8 Recording medium 10 Recording device 12 Intermediate transfer member 14 Release agent coating device 14A Release layer 14B Blade 14C Application roller 14D Release agent 16 Ink receiving particle 16A Ink receiving particle layer 16B Image layer 16C Particle layer 16D Residual particle 18 Particle coating device 18A Supply roller 18B Charging blade 19 Ink receiving particle storage cartridge 19A Supply tube 20 Inkjet recording head 20A Ink droplet 22 Transfer fixing device (transfer fixing roller)
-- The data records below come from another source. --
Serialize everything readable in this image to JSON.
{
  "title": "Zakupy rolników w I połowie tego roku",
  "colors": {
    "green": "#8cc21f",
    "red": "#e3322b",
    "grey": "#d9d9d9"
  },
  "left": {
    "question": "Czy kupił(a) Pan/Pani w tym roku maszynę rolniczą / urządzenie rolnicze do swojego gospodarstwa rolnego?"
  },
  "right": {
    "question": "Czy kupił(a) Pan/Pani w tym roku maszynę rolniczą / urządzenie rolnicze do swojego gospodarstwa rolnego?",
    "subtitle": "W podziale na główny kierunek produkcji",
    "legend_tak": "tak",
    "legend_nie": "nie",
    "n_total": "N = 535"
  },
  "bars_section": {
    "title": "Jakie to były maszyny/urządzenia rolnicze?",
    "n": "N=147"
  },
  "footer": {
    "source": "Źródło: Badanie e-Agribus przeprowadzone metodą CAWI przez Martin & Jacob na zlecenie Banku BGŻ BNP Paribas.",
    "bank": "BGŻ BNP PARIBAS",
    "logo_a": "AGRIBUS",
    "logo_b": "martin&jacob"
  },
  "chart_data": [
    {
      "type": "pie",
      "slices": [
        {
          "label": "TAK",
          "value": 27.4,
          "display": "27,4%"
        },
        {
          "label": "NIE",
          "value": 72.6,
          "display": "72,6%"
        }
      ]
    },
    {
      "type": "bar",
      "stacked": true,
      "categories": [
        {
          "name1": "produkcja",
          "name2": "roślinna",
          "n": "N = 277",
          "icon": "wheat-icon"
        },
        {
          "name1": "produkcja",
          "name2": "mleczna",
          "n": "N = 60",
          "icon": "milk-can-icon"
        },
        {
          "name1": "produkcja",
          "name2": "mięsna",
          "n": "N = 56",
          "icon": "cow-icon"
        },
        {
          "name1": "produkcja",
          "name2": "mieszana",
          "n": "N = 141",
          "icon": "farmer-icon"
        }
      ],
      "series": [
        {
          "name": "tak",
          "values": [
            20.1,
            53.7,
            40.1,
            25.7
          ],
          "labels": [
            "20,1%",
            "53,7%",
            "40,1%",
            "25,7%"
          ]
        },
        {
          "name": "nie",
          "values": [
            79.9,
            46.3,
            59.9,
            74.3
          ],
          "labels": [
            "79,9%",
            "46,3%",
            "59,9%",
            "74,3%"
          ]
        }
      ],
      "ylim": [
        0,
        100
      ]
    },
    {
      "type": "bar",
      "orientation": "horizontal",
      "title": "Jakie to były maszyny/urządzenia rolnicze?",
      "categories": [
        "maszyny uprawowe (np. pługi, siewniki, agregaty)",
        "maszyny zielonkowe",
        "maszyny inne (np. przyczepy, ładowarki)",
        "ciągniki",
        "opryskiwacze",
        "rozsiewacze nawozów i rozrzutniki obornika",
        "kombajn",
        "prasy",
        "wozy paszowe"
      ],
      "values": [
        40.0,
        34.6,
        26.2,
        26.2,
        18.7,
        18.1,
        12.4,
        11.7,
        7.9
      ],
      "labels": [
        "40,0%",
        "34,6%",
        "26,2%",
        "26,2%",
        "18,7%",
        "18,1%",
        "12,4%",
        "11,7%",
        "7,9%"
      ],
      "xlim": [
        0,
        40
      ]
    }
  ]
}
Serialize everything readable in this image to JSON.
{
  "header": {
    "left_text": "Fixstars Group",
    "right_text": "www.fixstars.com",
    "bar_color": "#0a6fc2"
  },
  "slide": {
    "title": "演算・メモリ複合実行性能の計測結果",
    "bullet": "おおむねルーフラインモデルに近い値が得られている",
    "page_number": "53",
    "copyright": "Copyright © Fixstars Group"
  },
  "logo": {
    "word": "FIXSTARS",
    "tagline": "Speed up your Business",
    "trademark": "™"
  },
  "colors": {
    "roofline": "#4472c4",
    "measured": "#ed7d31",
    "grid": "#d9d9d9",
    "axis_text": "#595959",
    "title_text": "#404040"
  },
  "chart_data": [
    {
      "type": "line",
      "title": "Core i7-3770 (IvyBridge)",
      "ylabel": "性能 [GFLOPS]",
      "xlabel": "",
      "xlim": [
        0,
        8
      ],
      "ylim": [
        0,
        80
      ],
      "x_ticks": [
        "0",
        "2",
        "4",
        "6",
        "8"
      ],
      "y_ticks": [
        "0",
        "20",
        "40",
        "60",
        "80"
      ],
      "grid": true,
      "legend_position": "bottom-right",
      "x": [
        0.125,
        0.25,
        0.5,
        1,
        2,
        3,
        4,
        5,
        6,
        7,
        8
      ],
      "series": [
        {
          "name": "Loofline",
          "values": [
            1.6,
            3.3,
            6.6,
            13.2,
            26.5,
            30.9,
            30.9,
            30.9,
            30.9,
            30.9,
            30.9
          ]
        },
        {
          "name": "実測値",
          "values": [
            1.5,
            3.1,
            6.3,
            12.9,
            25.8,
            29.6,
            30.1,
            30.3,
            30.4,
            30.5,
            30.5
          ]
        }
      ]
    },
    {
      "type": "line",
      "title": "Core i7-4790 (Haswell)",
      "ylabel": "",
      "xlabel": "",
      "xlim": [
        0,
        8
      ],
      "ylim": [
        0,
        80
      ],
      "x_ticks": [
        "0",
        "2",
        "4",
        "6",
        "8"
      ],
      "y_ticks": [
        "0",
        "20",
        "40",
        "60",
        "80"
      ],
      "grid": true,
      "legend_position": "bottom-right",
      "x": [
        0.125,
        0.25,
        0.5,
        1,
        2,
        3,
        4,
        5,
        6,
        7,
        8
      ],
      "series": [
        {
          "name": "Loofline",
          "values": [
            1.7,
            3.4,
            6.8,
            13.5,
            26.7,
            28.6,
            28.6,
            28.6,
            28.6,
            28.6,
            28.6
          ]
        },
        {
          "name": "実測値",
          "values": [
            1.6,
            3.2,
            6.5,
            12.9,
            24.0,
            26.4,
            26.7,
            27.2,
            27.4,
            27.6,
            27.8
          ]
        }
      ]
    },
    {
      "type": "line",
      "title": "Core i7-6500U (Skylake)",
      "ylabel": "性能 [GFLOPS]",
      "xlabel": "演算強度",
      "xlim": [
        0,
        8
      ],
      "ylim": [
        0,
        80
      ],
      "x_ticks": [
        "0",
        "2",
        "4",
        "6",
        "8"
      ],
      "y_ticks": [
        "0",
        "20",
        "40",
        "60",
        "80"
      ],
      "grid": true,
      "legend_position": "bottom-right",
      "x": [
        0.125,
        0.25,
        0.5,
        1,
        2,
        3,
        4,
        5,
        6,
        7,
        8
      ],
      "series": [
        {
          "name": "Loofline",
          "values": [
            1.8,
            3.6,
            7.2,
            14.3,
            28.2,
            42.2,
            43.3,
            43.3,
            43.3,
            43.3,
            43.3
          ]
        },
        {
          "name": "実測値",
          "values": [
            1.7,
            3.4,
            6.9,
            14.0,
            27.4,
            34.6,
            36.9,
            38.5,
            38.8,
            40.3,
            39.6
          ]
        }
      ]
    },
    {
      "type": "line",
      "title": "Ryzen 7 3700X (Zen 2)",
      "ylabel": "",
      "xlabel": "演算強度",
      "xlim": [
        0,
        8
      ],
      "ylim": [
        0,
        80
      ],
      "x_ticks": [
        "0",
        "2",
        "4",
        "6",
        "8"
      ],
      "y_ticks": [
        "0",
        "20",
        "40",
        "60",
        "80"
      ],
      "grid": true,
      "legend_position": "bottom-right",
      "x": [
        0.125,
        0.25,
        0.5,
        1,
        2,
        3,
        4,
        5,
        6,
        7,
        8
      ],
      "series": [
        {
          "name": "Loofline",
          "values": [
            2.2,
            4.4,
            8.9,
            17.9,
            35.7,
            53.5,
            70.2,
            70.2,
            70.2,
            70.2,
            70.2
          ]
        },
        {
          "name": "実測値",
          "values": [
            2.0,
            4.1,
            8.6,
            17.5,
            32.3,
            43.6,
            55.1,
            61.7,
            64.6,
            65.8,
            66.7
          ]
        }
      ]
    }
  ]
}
22A Heating roll 22B Pressure roll 24 Cleaning device 28 Charging device 29 Neutralizing device 31 Follower roll 100 Ink receiving particles 101 Mother particles 101A Hydrophilic organic particles 101B Inorganic particles constituting the mother particles 102 Inorganic particles adhered to the mother particles

Claims (4)

An intermediate transfer member;
A release agent supply means for supplying a release agent onto the intermediate transfer member;
Particle supplying means for supplying hydrophilic ink receiving particles for receiving ink onto a release agent supplied on the intermediate transfer member;
An ink discharge means for discharging ink to the ink receiving particles supplied on the intermediate transfer member;
Transfer means for transferring the ink receiving particles that have received the ink from an intermediate transfer member to a recording medium;
Have
The releasing agent is, the recording apparatus is an organic compound of soluble Kaido parameter (SP value) 8-11.   The recording apparatus according to claim 1, wherein a solubility parameter (SP value) of the organic compound is 8 to 10. Wherein the viscosity of the release agent, the recording apparatus according to claim 1 or 2 which is 5~200mPa · s. The ink receptive particles are recorded according to the polar monomer claims 1 to 3 any one ratio is contains at least constituting 10 mol% or more 90 mol% or less of the organic resin for total monomer components apparatus.